Objectives Despite mounting evidence on epidemiological risk factors, Parkinson’s disease (PD) incidence remains largely unexplained. The purpose of this study was to test associations between occupations and PD to complement analyses of occupational exposures.
Methods We used a population-based case-control design in British Columbia, Canada, including 403 cases (users of antiparkinsonian medication) and 405 controls (from the provincial health insurance register, frequency matched on age and sex). Job histories were collected using structured questionnaires querying all jobs held since age 16. Odds ratios were calculated for associations between PD and occupational categories using unconditional logistic regression, adjusting for age, sex, and smoking.
Results Significantly elevated risks were found for social science, law and library jobs (OR 1.82; 95% CI 1.01 - 3.29); and farming and horticulture jobs (OR 2.03; 95% CI 1.10 - 3.74). Nonsignificantly elevated risks were found for gas station jobs (OR 2.55; 95% CI 0.84 - 7.72); welders (OR 2.98; 95% CI 0.78 - 11.40); and drivers of heavy equipment (OR 1.95; 95% CI 0.66 - 5.81).

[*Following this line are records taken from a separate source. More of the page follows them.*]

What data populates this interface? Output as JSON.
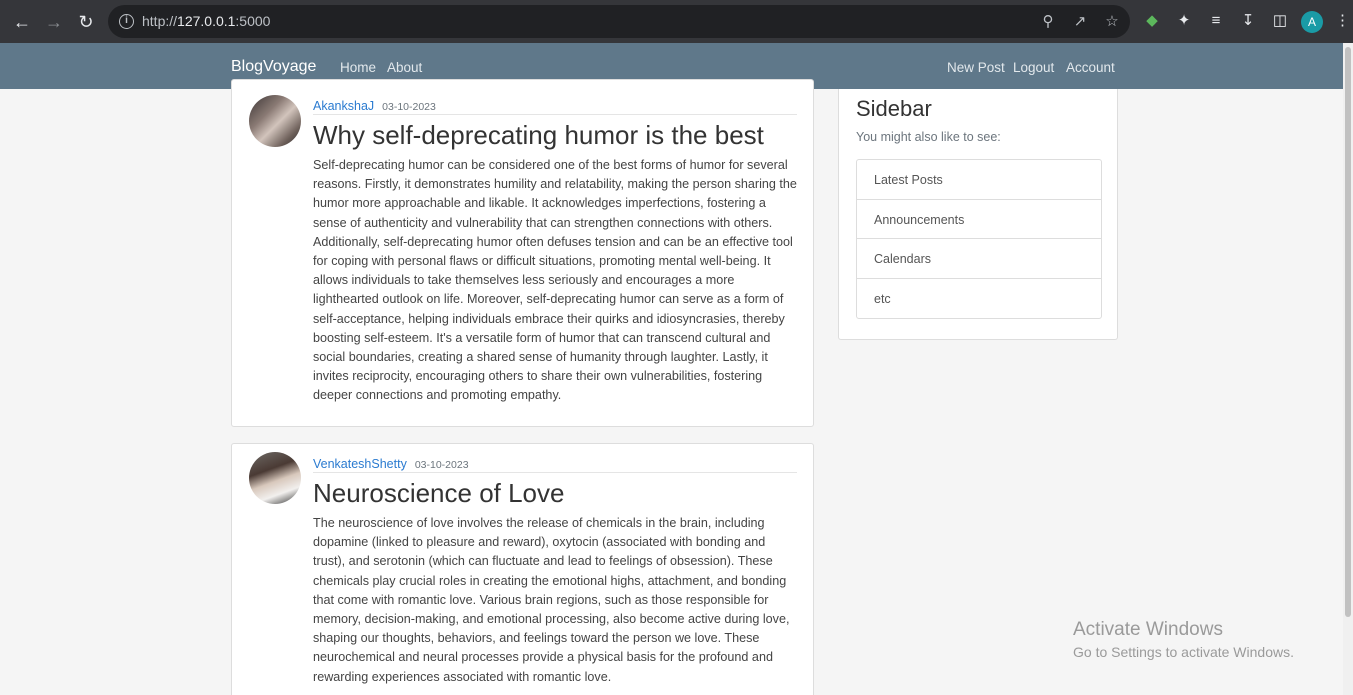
{
  "browser": {
    "url_scheme": "http://",
    "url_host": "127.0.0.1",
    "url_port": ":5000",
    "profile_initial": "A"
  },
  "navbar": {
    "brand": "BlogVoyage",
    "left_links": [
      "Home",
      "About"
    ],
    "right_links": [
      "New Post",
      "Logout",
      "Account"
    ],
    "color": "#5f788a"
  },
  "posts": [
    {
      "author": "AkankshaJ",
      "date": "03-10-2023",
      "title": "Why self-deprecating humor is the best",
      "body": "Self-deprecating humor can be considered one of the best forms of humor for several reasons. Firstly, it demonstrates humility and relatability, making the person sharing the humor more approachable and likable. It acknowledges imperfections, fostering a sense of authenticity and vulnerability that can strengthen connections with others. Additionally, self-deprecating humor often defuses tension and can be an effective tool for coping with personal flaws or difficult situations, promoting mental well-being. It allows individuals to take themselves less seriously and encourages a more lighthearted outlook on life. Moreover, self-deprecating humor can serve as a form of self-acceptance, helping individuals embrace their quirks and idiosyncrasies, thereby boosting self-esteem. It's a versatile form of humor that can transcend cultural and social boundaries, creating a shared sense of humanity through laughter. Lastly, it invites reciprocity, encouraging others to share their own vulnerabilities, fostering deeper connections and promoting empathy."
    },
    {
      "author": "VenkateshShetty",
      "date": "03-10-2023",
      "title": "Neuroscience of Love",
      "body": "The neuroscience of love involves the release of chemicals in the brain, including dopamine (linked to pleasure and reward), oxytocin (associated with bonding and trust), and serotonin (which can fluctuate and lead to feelings of obsession). These chemicals play crucial roles in creating the emotional highs, attachment, and bonding that come with romantic love. Various brain regions, such as those responsible for memory, decision-making, and emotional processing, also become active during love, shaping our thoughts, behaviors, and feelings toward the person we love. These neurochemical and neural processes provide a physical basis for the profound and rewarding experiences associated with romantic love."
    }
  ],
  "sidebar": {
    "title": "Sidebar",
    "subtitle": "You might also like to see:",
    "items": [
      "Latest Posts",
      "Announcements",
      "Calendars",
      "etc"
    ]
  },
  "watermark": {
    "line1": "Activate Windows",
    "line2": "Go to Settings to activate Windows."
  }
}
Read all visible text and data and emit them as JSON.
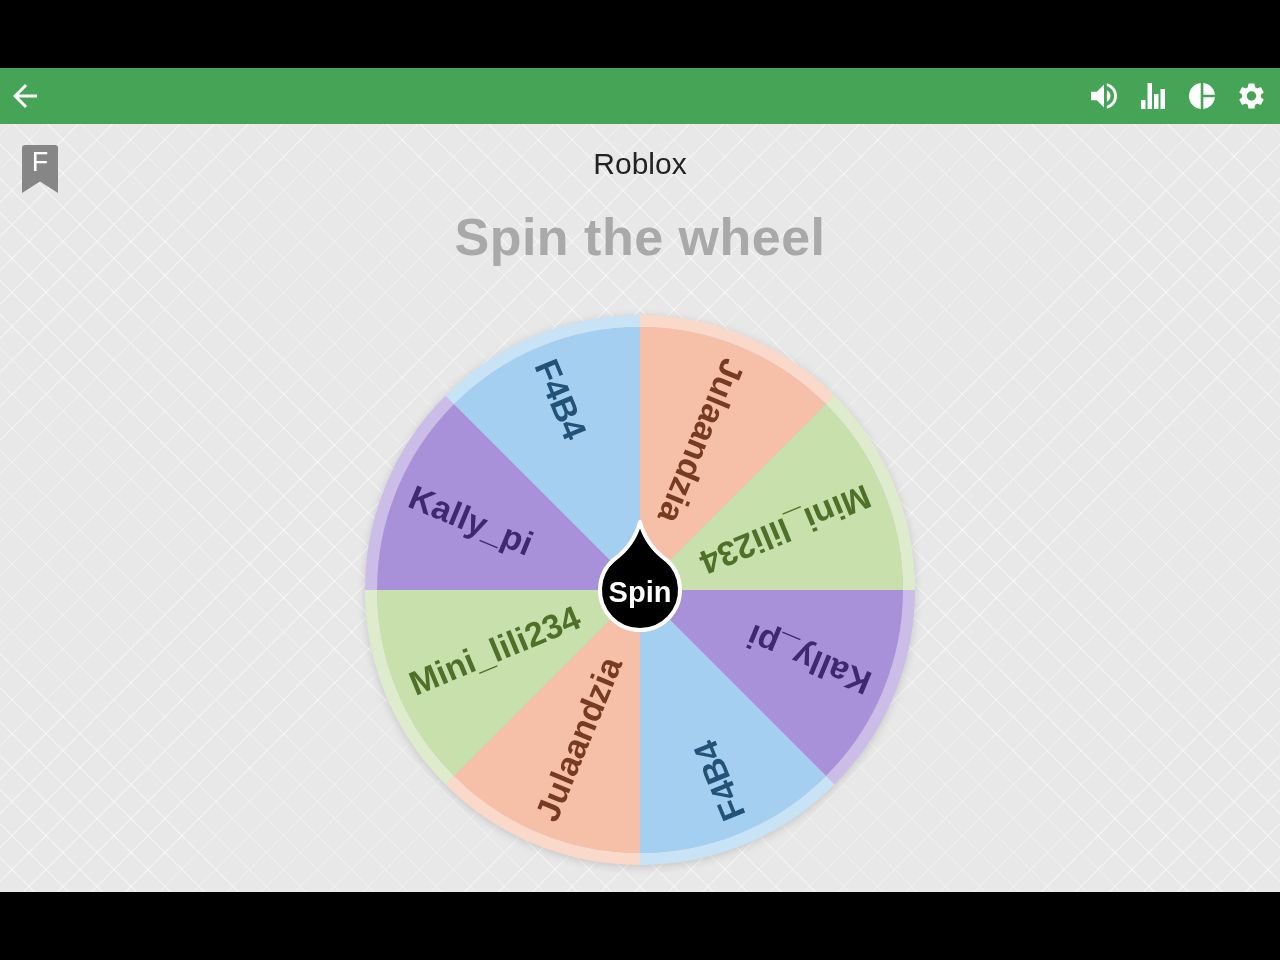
{
  "bookmark": {
    "letter": "F"
  },
  "title": "Roblox",
  "heading": "Spin the wheel",
  "wheel": {
    "segments": [
      {
        "label": "Julaandzia",
        "color": "#f6bfa8"
      },
      {
        "label": "Mini_lili234",
        "color": "#c8e0ab"
      },
      {
        "label": "Kally_pi",
        "color": "#a891d8"
      },
      {
        "label": "F4B4",
        "color": "#a4cff0"
      },
      {
        "label": "Julaandzia",
        "color": "#f6bfa8"
      },
      {
        "label": "Mini_lili234",
        "color": "#c8e0ab"
      },
      {
        "label": "Kally_pi",
        "color": "#a891d8"
      },
      {
        "label": "F4B4",
        "color": "#a4cff0"
      }
    ],
    "button": "Spin"
  }
}
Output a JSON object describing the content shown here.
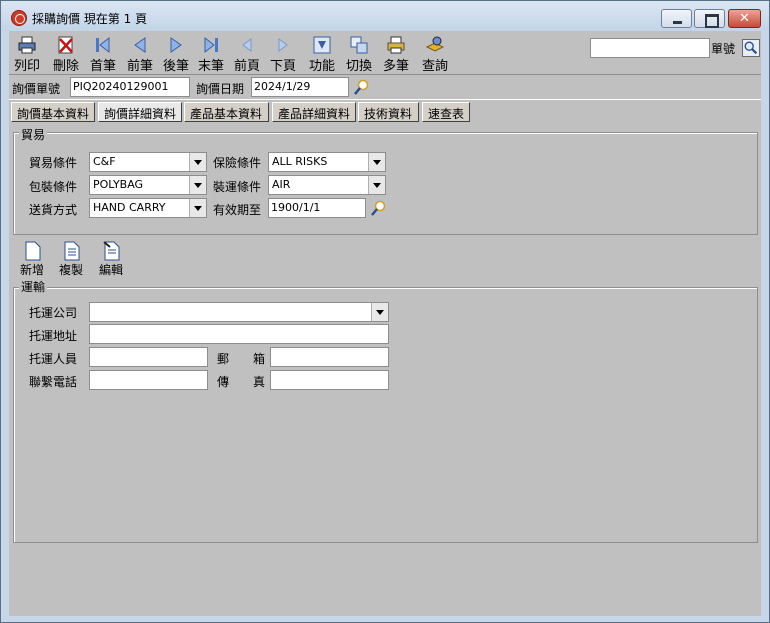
{
  "window": {
    "title": "採購詢價  現在第 1 頁"
  },
  "toolbar": {
    "items": [
      {
        "label": "列印",
        "icon": "printer-icon"
      },
      {
        "label": "刪除",
        "icon": "delete-icon"
      },
      {
        "label": "首筆",
        "icon": "first-record-icon"
      },
      {
        "label": "前筆",
        "icon": "previous-record-icon"
      },
      {
        "label": "後筆",
        "icon": "next-record-icon"
      },
      {
        "label": "末筆",
        "icon": "last-record-icon"
      },
      {
        "label": "前頁",
        "icon": "previous-page-icon"
      },
      {
        "label": "下頁",
        "icon": "next-page-icon"
      },
      {
        "label": "功能",
        "icon": "function-icon"
      },
      {
        "label": "切換",
        "icon": "switch-icon"
      },
      {
        "label": "多筆",
        "icon": "multi-record-icon"
      },
      {
        "label": "查詢",
        "icon": "query-icon"
      }
    ],
    "search_value": "",
    "search_label": "單號"
  },
  "header": {
    "inquiry_no_label": "詢價單號",
    "inquiry_no": "PIQ20240129001",
    "inquiry_date_label": "詢價日期",
    "inquiry_date": "2024/1/29"
  },
  "tabs": [
    {
      "label": "詢價基本資料",
      "active": false
    },
    {
      "label": "詢價詳細資料",
      "active": true
    },
    {
      "label": "產品基本資料",
      "active": false
    },
    {
      "label": "產品詳細資料",
      "active": false
    },
    {
      "label": "技術資料",
      "active": false
    },
    {
      "label": "速查表",
      "active": false
    }
  ],
  "trade": {
    "title": "貿易",
    "trade_terms_label": "貿易條件",
    "trade_terms": "C&F",
    "insurance_label": "保險條件",
    "insurance": "ALL RISKS",
    "packing_label": "包裝條件",
    "packing": "POLYBAG",
    "shipping_label": "裝運條件",
    "shipping": "AIR",
    "delivery_label": "送貨方式",
    "delivery": "HAND CARRY",
    "valid_until_label": "有效期至",
    "valid_until": "1900/1/1"
  },
  "actions": {
    "add_label": "新增",
    "copy_label": "複製",
    "edit_label": "編輯"
  },
  "transport": {
    "title": "運輸",
    "company_label": "托運公司",
    "company": "",
    "address_label": "托運地址",
    "address": "",
    "person_label": "托運人員",
    "person": "",
    "postal_label": "郵　　箱",
    "postal": "",
    "phone_label": "聯繫電話",
    "phone": "",
    "fax_label": "傳　　真",
    "fax": ""
  }
}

Reduced risks were found for management and administration jobs (OR 0.70; 95% CI 0.49 - 0.99); other health care jobs (OR 0.44; 95% CI 0.20 - 0.99); repairers (OR 0.49; 95% CI 0.22 - 1.09); and electricians (OR 0.46; 95% CI 0.17 - 1.26).
Conclusions Increased risks for social science jobs could be related to numbers of people contacted in a day and risk of infections. Severe influenza was associated with increased risk of PD but number of people contacted was not. Elevated risks for farmers are typically attributed to pesticide exposure, however our pesticide analyses did not support this attribution. Other exposures of interest for farmers could include animal contact, influenza, head injuries, and vibration from heavy equipment, all associated with PD in our study.